FUGA-BT cements role for gemcitabine plus S-1 in advanced biliary tract cancer
29 Oct 2019
bởiJairia Dela Cruz
The combination of gemcitabine plus S-1 (GS) is as good as gemcitabine plus cisplatin (GC), the current standard treatment for advanced biliary tract cancer (BTC), according to data from the phase III FUGA-BT trial (JCOG1113). However, the former does not require concomitant hydration therapy and should be considered a new treatment option for patients with advanced or recurrent BTC.
“Our study is the first to provide positive results for BTC since the ABC-02 trial. [The results demonstrate] GS to be noninferior to GC and revealed additional benefits in measures such as overall survival (OS), progression-free survival (PFS) and clinically significant adverse events (AEs),” the investigators said.
FUGA-BT randomized 354 patients to receive either GS (n=179) or GC (n=175). There was no significant between-group difference observed in the primary endpoint of OS (median, 15.1 vs 13.4 months, respectively; hazard ratio [HR], 0.945, 90 percent CI, 0.78–1.15; p=0.046 for noninferiority). [Ann Oncol 2019;doi:10.1093/annonc/mdz402]
Results for the secondary outcomes were similar. Specifically, the median PFS was 6.8 months with GS vs 5.8 months with GC (HR, 0.86, 0.70–1.07), while the response rates were 29.8 percent and 32.4 percent, respectively.
Both treatment regimens were generally well-tolerated. Clinically significant AEs were relatively fewer in the GS arm (29.9 percent vs 35.1 percent). Higher grade anaemia and thrombocytopaenia, as well as all-grade peripheral sensory neuropathy, were more common in GC. On the other hand, higher grade and all-grade oral mucositis and rash maculopapular, as well as all-grade diarrhoea and skin hyperpigmentation, occurred more frequently in GS.

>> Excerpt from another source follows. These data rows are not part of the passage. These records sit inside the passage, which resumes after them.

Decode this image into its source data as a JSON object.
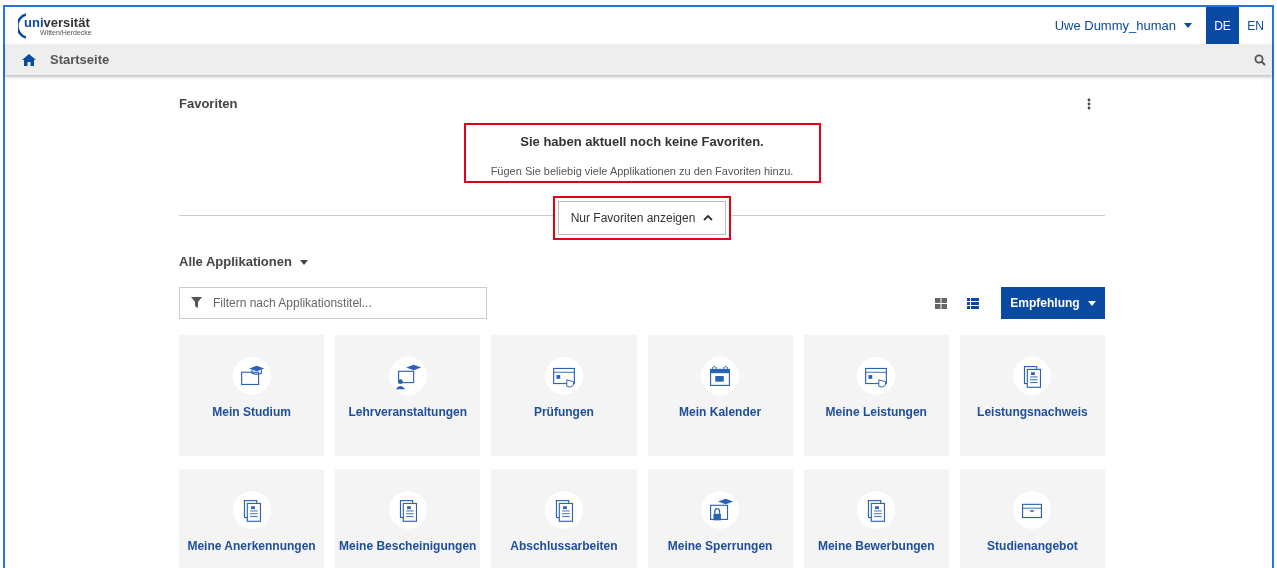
{
  "header": {
    "logo": {
      "main": "uni",
      "rest": "versität",
      "sub": "Witten/Herdecke"
    },
    "user": "Uwe Dummy_human",
    "languages": [
      {
        "label": "DE",
        "selected": true
      },
      {
        "label": "EN",
        "selected": false
      }
    ]
  },
  "nav": {
    "title": "Startseite"
  },
  "favorites": {
    "title": "Favoriten",
    "empty_title": "Sie haben aktuell noch keine Favoriten.",
    "empty_text": "Fügen Sie beliebig viele Applikationen zu den Favoriten hinzu.",
    "toggle": "Nur Favoriten anzeigen"
  },
  "applications": {
    "title": "Alle Applikationen",
    "filter": {
      "placeholder": "Filtern nach Applikationstitel..."
    },
    "views": [
      {
        "kind": "tiles",
        "selected": false
      },
      {
        "kind": "list",
        "selected": true
      }
    ],
    "sort": "Empfehlung",
    "tiles": [
      {
        "label": "Mein Studium",
        "kind": "cap"
      },
      {
        "label": "Lehrveranstaltungen",
        "kind": "lecture"
      },
      {
        "label": "Prüfungen",
        "kind": "screen"
      },
      {
        "label": "Mein Kalender",
        "kind": "calendar"
      },
      {
        "label": "Meine Leistungen",
        "kind": "screen"
      },
      {
        "label": "Leistungsnachweis",
        "kind": "document"
      },
      {
        "label": "Meine Anerkennungen",
        "kind": "document"
      },
      {
        "label": "Meine Bescheinigungen",
        "kind": "document"
      },
      {
        "label": "Abschlussarbeiten",
        "kind": "document"
      },
      {
        "label": "Meine Sperrungen",
        "kind": "lock"
      },
      {
        "label": "Meine Bewerbungen",
        "kind": "document"
      },
      {
        "label": "Studienangebot",
        "kind": "window"
      }
    ]
  }
}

“Considering the above, GS may be more appropriate for certain patients, such as those with low haemoglobin/platelet count levels, those with peripheral sensory neuropathy, those not amenable to time-consuming drip infusions, and those with locally advanced cancer,” the investigators noted.

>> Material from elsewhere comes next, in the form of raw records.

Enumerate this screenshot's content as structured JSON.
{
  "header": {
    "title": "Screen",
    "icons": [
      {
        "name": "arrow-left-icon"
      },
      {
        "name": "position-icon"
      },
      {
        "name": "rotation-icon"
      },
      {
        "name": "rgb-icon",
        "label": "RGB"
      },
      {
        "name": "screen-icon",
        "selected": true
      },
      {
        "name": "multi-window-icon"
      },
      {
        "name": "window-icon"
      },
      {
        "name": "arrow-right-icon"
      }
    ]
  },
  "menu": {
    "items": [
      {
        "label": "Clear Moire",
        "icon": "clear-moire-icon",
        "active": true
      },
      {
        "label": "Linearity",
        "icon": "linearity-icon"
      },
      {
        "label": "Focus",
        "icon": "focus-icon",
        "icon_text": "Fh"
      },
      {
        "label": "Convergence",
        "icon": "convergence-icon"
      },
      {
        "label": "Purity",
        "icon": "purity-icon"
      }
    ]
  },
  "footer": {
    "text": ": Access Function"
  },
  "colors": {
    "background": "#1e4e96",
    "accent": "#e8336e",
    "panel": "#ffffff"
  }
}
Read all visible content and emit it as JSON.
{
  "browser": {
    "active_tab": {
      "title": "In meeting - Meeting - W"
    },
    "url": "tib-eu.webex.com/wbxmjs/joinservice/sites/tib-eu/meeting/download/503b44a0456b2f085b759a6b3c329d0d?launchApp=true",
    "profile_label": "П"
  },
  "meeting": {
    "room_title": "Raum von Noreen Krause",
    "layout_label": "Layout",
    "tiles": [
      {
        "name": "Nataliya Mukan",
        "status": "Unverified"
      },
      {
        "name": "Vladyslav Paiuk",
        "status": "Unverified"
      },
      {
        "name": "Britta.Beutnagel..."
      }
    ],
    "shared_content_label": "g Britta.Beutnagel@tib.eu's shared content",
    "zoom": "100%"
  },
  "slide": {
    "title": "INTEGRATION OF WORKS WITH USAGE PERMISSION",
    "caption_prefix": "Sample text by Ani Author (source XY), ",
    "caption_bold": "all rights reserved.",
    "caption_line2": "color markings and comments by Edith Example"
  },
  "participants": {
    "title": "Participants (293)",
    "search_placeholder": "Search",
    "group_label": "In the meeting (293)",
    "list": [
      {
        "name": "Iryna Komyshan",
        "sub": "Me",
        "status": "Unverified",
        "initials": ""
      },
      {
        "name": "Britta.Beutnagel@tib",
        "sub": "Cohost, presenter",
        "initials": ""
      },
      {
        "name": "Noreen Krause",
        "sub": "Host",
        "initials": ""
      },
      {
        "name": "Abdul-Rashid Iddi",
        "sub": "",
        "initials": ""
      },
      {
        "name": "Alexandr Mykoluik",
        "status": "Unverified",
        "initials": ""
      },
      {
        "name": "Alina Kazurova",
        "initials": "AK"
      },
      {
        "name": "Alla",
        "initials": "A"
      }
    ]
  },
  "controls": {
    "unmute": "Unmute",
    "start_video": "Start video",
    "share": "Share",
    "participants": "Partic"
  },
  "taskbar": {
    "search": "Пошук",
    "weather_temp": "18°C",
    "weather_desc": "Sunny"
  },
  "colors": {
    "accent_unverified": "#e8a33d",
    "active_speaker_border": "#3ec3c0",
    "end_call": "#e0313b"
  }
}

“Conversely, patients with poor oral medication management, as well as those fearing GS-related AEs such as oral mucositis and rash maculopapular, diarrhoea, and skin hyperpigmentation, should proactively select for GC,” they added.
Patients in the GC arm received gemcitabine (1,000 mg/m2) and cisplatin (25 mg/m2) infusion on days 1 and 8 every 3 weeks. Those in the GS arm, on the other hand, gemcitabine (1,000 mg/m2) infusion on days 1 and 8. S-1 was administered orally twice daily (60 mg/day for a body surface area [BSA] <1.25 m2, 80 mg/day for a BSA between 1.25 and 1.50 m2, and 100 mg/day for a BSA ≥1.50 m2).

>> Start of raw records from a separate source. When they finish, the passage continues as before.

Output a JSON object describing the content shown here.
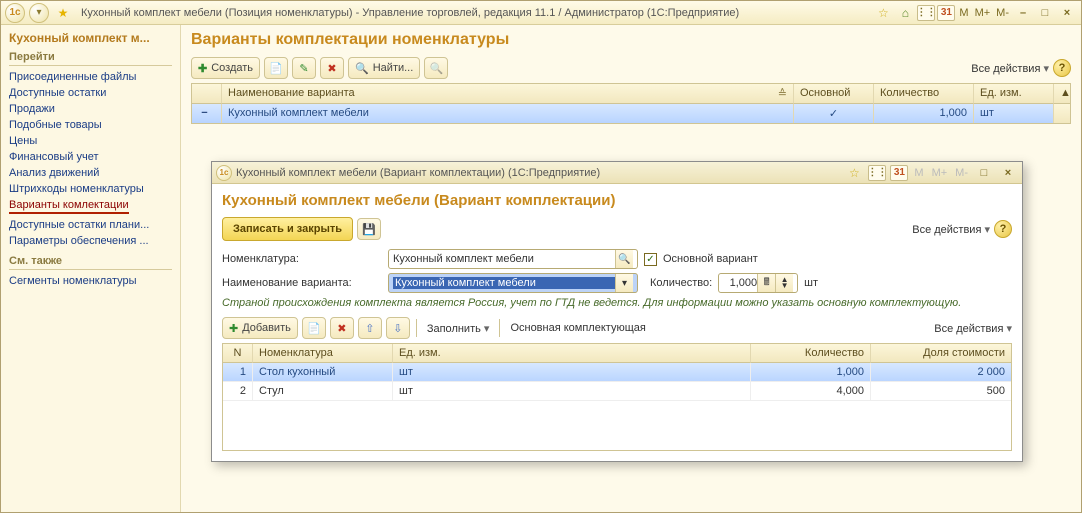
{
  "titlebar": {
    "title": "Кухонный комплект мебели (Позиция номенклатуры) - Управление торговлей, редакция 11.1 / Администратор  (1С:Предприятие)",
    "mem": [
      "M",
      "M+",
      "M-"
    ],
    "window_buttons": [
      "–",
      "□",
      "×"
    ]
  },
  "sidebar": {
    "title": "Кухонный комплект м...",
    "group1_title": "Перейти",
    "links": [
      "Присоединенные файлы",
      "Доступные остатки",
      "Продажи",
      "Подобные товары",
      "Цены",
      "Финансовый учет",
      "Анализ движений",
      "Штрихкоды номенклатуры",
      "Варианты комлектации",
      "Доступные остатки плани...",
      "Параметры обеспечения ..."
    ],
    "group2_title": "См. также",
    "links2": [
      "Сегменты номенклатуры"
    ]
  },
  "page": {
    "title": "Варианты комплектации номенклатуры",
    "toolbar": {
      "create": "Создать",
      "find": "Найти..."
    },
    "all_actions": "Все действия",
    "grid": {
      "col_name": "Наименование варианта",
      "col_main": "Основной",
      "col_qty": "Количество",
      "col_unit": "Ед. изм.",
      "row": {
        "name": "Кухонный комплект мебели",
        "main": "✓",
        "qty": "1,000",
        "unit": "шт"
      }
    }
  },
  "inner": {
    "titlebar": "Кухонный комплект мебели (Вариант комплектации)  (1С:Предприятие)",
    "heading": "Кухонный комплект мебели (Вариант комплектации)",
    "save_close": "Записать и закрыть",
    "all_actions": "Все действия",
    "form": {
      "lbl_nomen": "Номенклатура:",
      "val_nomen": "Кухонный комплект мебели",
      "chk_main": "Основной вариант",
      "lbl_variant": "Наименование варианта:",
      "val_variant": "Кухонный комплект мебели",
      "lbl_qty": "Количество:",
      "val_qty": "1,000",
      "unit": "шт"
    },
    "hint": "Страной происхождения комплекта является Россия, учет по ГТД не ведется. Для информации можно указать основную комплектующую.",
    "toolbar2": {
      "add": "Добавить",
      "fill": "Заполнить",
      "main_comp": "Основная комплектующая"
    },
    "grid": {
      "col_n": "N",
      "col_nomen": "Номенклатура",
      "col_unit": "Ед. изм.",
      "col_qty": "Количество",
      "col_share": "Доля стоимости",
      "rows": [
        {
          "n": "1",
          "nomen": "Стол кухонный",
          "unit": "шт",
          "qty": "1,000",
          "share": "2 000"
        },
        {
          "n": "2",
          "nomen": "Стул",
          "unit": "шт",
          "qty": "4,000",
          "share": "500"
        }
      ]
    }
  }
}
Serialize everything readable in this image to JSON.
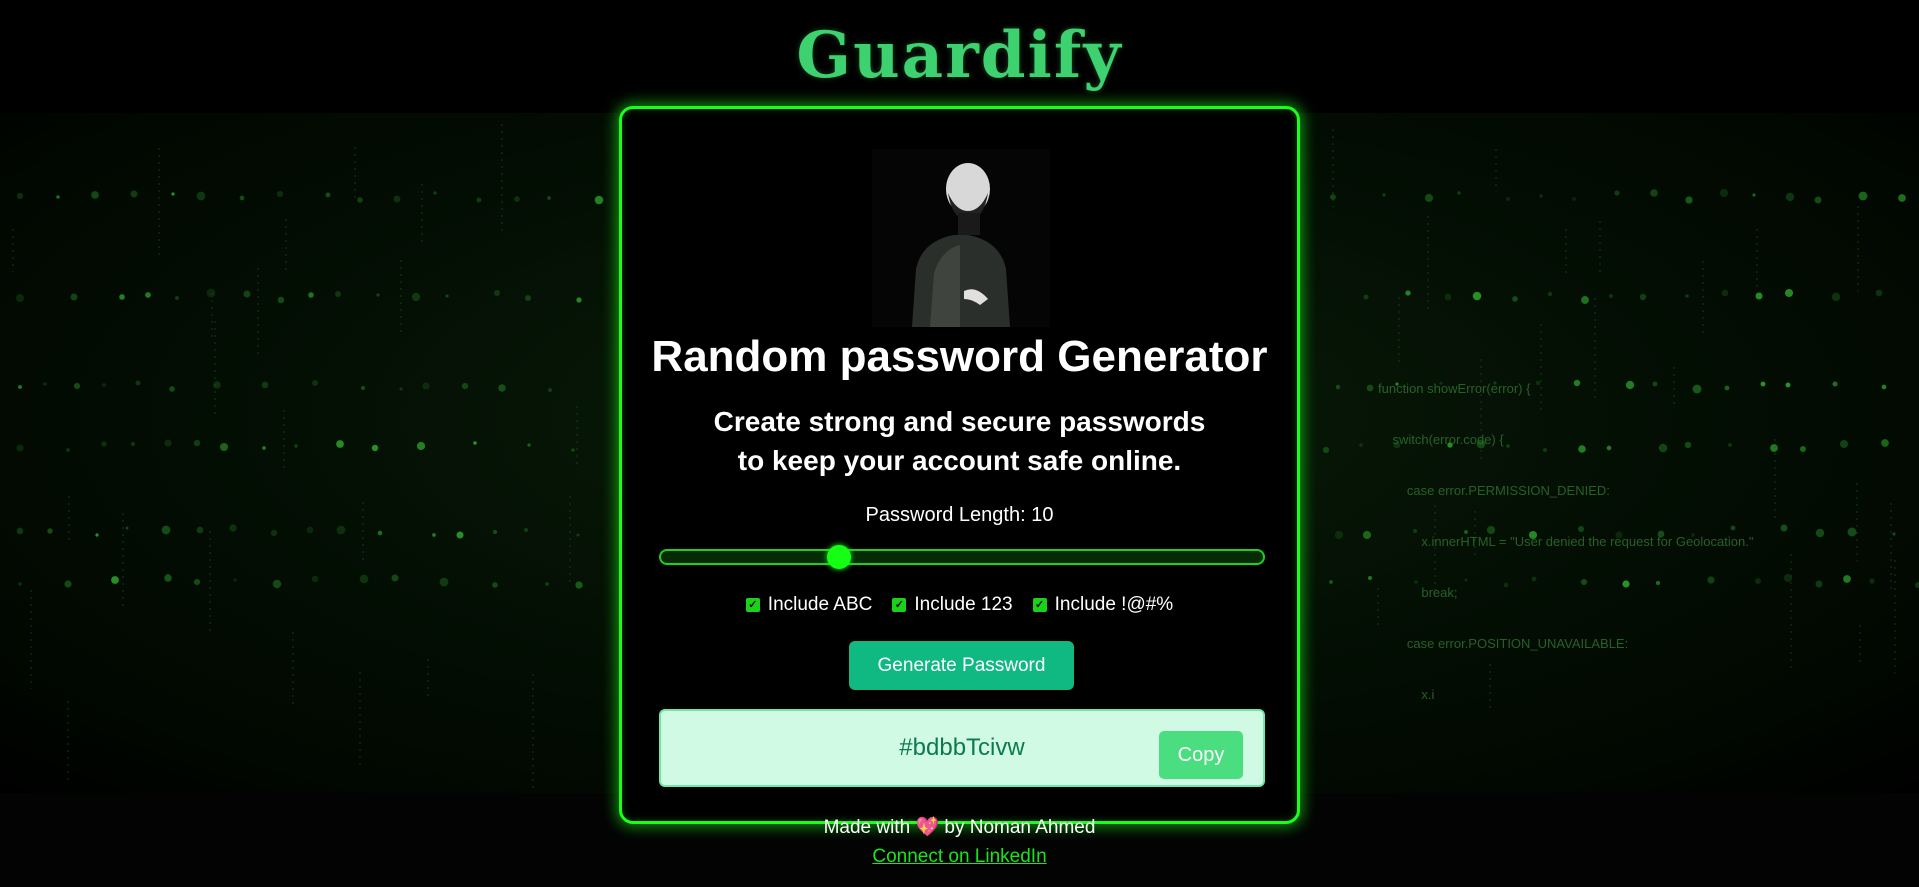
{
  "brand": {
    "logo_text": "Guardify",
    "accent_color": "#19ff19",
    "logo_color": "#3ed16f"
  },
  "card": {
    "avatar": "hacker-silhouette-image",
    "title": "Random password Generator",
    "subtitle_line1": "Create strong and secure passwords",
    "subtitle_line2": "to keep your account safe online.",
    "length_label": "Password Length: 10",
    "length_value": 10,
    "slider_fraction": 0.295,
    "options": [
      {
        "label": "Include ABC",
        "checked": true
      },
      {
        "label": "Include 123",
        "checked": true
      },
      {
        "label": "Include !@#%",
        "checked": true
      }
    ],
    "generate_label": "Generate Password",
    "password": "#bdbbTcivw",
    "copy_label": "Copy"
  },
  "background_code": [
    "function showError(error) {",
    "    switch(error.code) {",
    "        case error.PERMISSION_DENIED:",
    "            x.innerHTML = \"User denied the request for Geolocation.\"",
    "            break;",
    "        case error.POSITION_UNAVAILABLE:",
    "            x.i"
  ],
  "footer": {
    "made_with": "Made with",
    "heart": "💖",
    "by": "by Noman Ahmed",
    "link_label": "Connect on LinkedIn"
  }
}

“In ABC-02, GC therapy was repeated for up to 24 weeks and treatment was discontinued. In [the current] study, after 16 administrations (equivalent of 24 weeks), cisplatin was discontinued, but gemcitabine monotherapy was continued,” the investigators explained. [N Engl J Med 2010;362:1273-1281]
“The median PFS of GC was shorter than that of ABC-02. Tumour response was assessed every 12 weeks in ABC-02, and every 6 weeks in this study, and this discrepancy may have had some effect on PFS,” they added.
The key takeaway from FUGA-BT is that GS can be considered a new standard treatment option, according to the investigators. “However, rather than replacing GC, patients can view GS as an additional option, because both regimens had more suitable situations than each other.”